In all honesty, I am studying right now to be a personal trainer and I think that or a group fitness trainer would be a pretty sweet job. Especially since I love working out but I don't have the energy to do a 9 to 5 most of the time.
Or like I said above, I would love to audit classes. Learning without the homework? Win!
This is so interesting to me! I like the idea of making a list of dreams. You better believe I always have chocolate on hand… you never know when a blizzard could hit!!
My dream job? Stay-at-home-mom with a heavy dose of personal photography and perhaps some commercial freelance.
I sure wish you wanted to go back to work and lived in Mpls because my work just hired a new design director. I don't know how it works at other places, but at my job the design director is over the art directors, photographers and freelance illustrators and photographers. That role is really neat because you basically put the entire magazine together and in my view are responsible for the entire feel of that issue. I know it's really demanding and difficult. Art director has always been one of my goals, but it takes like 10 years to move up the masthead.

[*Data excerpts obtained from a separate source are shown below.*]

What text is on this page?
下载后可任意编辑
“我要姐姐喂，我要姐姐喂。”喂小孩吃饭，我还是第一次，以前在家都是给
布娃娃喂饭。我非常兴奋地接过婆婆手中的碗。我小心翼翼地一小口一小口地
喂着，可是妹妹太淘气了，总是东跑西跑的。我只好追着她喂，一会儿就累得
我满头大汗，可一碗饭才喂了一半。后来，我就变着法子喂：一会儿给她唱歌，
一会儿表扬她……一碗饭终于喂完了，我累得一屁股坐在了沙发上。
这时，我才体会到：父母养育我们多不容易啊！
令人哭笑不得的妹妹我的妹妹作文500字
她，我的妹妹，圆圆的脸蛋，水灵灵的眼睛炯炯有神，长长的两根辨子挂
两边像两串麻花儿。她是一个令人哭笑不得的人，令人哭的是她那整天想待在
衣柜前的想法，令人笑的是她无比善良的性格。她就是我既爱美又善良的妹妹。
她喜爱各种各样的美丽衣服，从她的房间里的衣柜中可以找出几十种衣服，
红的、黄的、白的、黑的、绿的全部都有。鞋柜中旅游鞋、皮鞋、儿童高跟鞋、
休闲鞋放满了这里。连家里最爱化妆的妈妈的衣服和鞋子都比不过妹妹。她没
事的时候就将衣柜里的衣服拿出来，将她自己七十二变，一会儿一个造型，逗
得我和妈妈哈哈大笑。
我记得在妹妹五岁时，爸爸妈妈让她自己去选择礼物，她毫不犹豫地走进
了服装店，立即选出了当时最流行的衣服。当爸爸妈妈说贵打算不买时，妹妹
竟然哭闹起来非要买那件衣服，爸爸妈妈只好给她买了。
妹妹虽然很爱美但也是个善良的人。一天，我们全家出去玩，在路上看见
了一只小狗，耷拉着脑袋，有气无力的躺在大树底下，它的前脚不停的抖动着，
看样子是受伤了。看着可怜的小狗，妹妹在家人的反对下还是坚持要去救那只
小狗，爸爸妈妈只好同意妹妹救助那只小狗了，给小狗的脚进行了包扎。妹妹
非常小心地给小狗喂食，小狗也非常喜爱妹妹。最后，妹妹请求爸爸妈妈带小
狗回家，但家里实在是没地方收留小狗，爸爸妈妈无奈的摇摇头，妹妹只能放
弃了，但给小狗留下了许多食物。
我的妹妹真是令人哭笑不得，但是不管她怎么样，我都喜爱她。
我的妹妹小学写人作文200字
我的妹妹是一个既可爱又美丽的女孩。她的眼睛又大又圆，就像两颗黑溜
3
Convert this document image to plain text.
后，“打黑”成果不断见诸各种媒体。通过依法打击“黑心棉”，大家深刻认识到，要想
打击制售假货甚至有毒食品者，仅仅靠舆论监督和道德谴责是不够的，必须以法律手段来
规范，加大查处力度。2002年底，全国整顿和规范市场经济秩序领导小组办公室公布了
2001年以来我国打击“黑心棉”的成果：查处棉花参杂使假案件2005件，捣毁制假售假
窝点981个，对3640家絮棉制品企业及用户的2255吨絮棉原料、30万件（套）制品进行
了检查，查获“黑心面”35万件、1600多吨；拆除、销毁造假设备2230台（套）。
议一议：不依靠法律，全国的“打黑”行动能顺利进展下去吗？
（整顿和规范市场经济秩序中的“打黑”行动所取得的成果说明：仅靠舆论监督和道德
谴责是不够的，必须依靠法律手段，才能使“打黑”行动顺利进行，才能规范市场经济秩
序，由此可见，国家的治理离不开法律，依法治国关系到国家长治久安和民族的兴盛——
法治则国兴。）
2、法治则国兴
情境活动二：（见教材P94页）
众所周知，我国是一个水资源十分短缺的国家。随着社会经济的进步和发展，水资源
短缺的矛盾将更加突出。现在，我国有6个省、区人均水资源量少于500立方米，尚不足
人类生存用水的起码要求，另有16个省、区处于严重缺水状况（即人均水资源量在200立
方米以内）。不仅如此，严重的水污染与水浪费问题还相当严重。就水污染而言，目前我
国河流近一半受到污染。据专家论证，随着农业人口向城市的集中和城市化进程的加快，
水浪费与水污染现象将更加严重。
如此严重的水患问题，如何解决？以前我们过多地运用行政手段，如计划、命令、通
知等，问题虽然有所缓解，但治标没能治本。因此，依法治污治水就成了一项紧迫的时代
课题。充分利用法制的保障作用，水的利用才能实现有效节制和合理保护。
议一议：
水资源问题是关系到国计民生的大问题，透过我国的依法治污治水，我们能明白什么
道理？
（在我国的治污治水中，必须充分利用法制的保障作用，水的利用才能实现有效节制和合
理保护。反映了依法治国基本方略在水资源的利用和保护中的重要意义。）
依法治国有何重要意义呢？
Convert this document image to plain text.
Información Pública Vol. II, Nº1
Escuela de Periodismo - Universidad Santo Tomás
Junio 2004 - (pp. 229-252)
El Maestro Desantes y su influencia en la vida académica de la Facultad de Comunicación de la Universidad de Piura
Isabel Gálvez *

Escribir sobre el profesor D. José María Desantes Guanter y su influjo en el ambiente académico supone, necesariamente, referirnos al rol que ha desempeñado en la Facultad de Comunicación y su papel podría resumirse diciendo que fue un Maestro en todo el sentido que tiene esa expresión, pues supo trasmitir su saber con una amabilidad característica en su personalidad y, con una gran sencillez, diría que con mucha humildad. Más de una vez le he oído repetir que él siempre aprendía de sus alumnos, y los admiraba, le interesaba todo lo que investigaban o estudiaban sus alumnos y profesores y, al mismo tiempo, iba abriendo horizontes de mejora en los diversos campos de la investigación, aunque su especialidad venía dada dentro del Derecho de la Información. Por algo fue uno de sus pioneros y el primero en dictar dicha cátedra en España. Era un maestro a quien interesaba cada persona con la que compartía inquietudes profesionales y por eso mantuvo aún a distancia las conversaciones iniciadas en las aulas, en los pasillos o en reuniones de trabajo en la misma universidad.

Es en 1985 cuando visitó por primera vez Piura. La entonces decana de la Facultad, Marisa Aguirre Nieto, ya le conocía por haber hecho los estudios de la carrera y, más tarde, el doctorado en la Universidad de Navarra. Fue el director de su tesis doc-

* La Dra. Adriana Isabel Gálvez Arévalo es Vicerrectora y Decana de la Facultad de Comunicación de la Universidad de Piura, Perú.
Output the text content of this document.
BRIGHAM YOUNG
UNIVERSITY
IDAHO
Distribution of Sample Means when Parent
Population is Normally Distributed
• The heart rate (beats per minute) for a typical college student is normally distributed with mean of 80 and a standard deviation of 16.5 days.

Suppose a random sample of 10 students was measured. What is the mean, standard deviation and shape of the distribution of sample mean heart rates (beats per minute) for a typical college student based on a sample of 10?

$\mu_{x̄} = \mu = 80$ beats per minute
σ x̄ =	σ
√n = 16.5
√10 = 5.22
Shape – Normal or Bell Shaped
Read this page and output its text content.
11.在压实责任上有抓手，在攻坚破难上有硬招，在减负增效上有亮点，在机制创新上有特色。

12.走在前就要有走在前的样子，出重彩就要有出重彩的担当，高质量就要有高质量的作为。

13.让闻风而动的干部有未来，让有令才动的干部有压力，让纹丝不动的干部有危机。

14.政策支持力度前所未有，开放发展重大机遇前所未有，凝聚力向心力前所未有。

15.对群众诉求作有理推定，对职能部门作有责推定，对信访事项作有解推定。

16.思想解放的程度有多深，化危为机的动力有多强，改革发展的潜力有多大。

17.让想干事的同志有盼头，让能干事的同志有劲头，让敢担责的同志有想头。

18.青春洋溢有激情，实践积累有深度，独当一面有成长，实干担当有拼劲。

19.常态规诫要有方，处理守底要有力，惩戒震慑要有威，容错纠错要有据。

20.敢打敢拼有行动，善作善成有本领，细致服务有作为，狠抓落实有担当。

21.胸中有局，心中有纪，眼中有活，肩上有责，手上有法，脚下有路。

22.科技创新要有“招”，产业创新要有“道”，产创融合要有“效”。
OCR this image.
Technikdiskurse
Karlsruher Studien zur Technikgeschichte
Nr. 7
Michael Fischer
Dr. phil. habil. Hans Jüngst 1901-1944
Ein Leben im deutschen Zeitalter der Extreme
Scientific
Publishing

You would be excellent in publishing, too, I think. 🙂
I've been thinking a lot about this lately as some days I want to punch my job in the face. I would LOVE to own my own bakery, let my creative juices flow while baking, make my own hours, please people with treats…so great. I would also love to own my own flower shop even though I know nothing about horticulture. I just love how flowers can cheer someone up or give them a bit of comfort and they can be just so pleasing to the eye. And of course I would love to write the next Harry Potter series but I just don't know if I have the patience for that…
Wow. I loved this. I have NO idea what my dream job would be. I'm going to think about it.